Prosecution at the International Criminal Court:
A Moot and Information Session with Office of the Prosecutor Staff
Friday, September 11, 2009
This daylong conference focuses on the work of the International Criminal Court. Presenters include Bärbel Carl, Associate Trial Lawyer, Prosecutions Division, ICC Office of the Prosecutor, and Antônia Pereira DeSousa, Associate Cooperation Officer in the ICC's Jurisdiction, Complementarity and Cooperation Division. Sessions will introduce students to the ICC prosecution process and the current work of the court; a faculty panel will discuss broader themes and issues raised by the event.

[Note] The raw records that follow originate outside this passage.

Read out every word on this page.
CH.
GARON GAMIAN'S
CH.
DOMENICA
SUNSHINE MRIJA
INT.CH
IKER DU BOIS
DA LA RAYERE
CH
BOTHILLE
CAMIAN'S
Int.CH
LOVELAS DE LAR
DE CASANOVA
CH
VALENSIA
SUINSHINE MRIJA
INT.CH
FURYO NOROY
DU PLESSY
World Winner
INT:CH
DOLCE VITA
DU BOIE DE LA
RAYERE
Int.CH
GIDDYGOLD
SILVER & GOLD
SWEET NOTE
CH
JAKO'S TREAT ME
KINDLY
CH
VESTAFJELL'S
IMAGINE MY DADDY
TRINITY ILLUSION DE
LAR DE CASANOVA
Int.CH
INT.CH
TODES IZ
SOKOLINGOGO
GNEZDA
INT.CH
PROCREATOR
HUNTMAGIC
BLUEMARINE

Duke Journal of Comparative & International Law Symposium:
Terrorism and Changes to the Laws of War

Friday, January 22, 2010
Since the attacks of Sept. 11, 2001, violence perpetrated by non-state terrorist organizations has become an increasingly serious threat to global peace and security. This symposium will consider how international humanitarian law can respond to this development and evolve from its existing focus on interstate armed conflicts. Three panels will address (1) current and future issues concerning the detention and trial of suspected terrorists; (2) targeting and other uses of force against terrorist organizations and militants; and (3) comparative trends on these issues in key national jurisdictions. Presenters will include scholars from the Free University Amsterdam, Tel Aviv University, Columbia University, and the University of Texas; a former U.S. Army Judge Advocate General (JAG) colonel; and a former Clinton Administration State Department official who represented the U.S. in negotiating the treaty establishing the International Criminal Court (ICC).



Publications

CICLOPs
The Duke Center for International and Comparative Law has published the inaugural edition of CICLOPs, The Annual Herbert L. Bernstein Memorial Lecture in Comparative Law: The First Six Years 2002-2007. CICLOPs is an occasional paper series that provides an outlet for Duke-related scholarship on international or comparative law that might otherwise go unpublished or is hard to find. The first issue is a compilation of papers presented through the distinguished Herbert L. Bernstein Memorial Lecture Series in Comparative Law at Duke University. Edited by Duke Law Professor Ralf Michaels, it contains papers by Hein Kötz; Christian Joerges; Chibli Mallat; Richard M. Buxbaum; Jonathan K. Ocko; Zhu Suli; and Joseph M. Lookofsky. The lecture series honors Professor Bernstein, a professor and respected international and comparative law scholar at Duke Law School from 1984 until his death in 2001.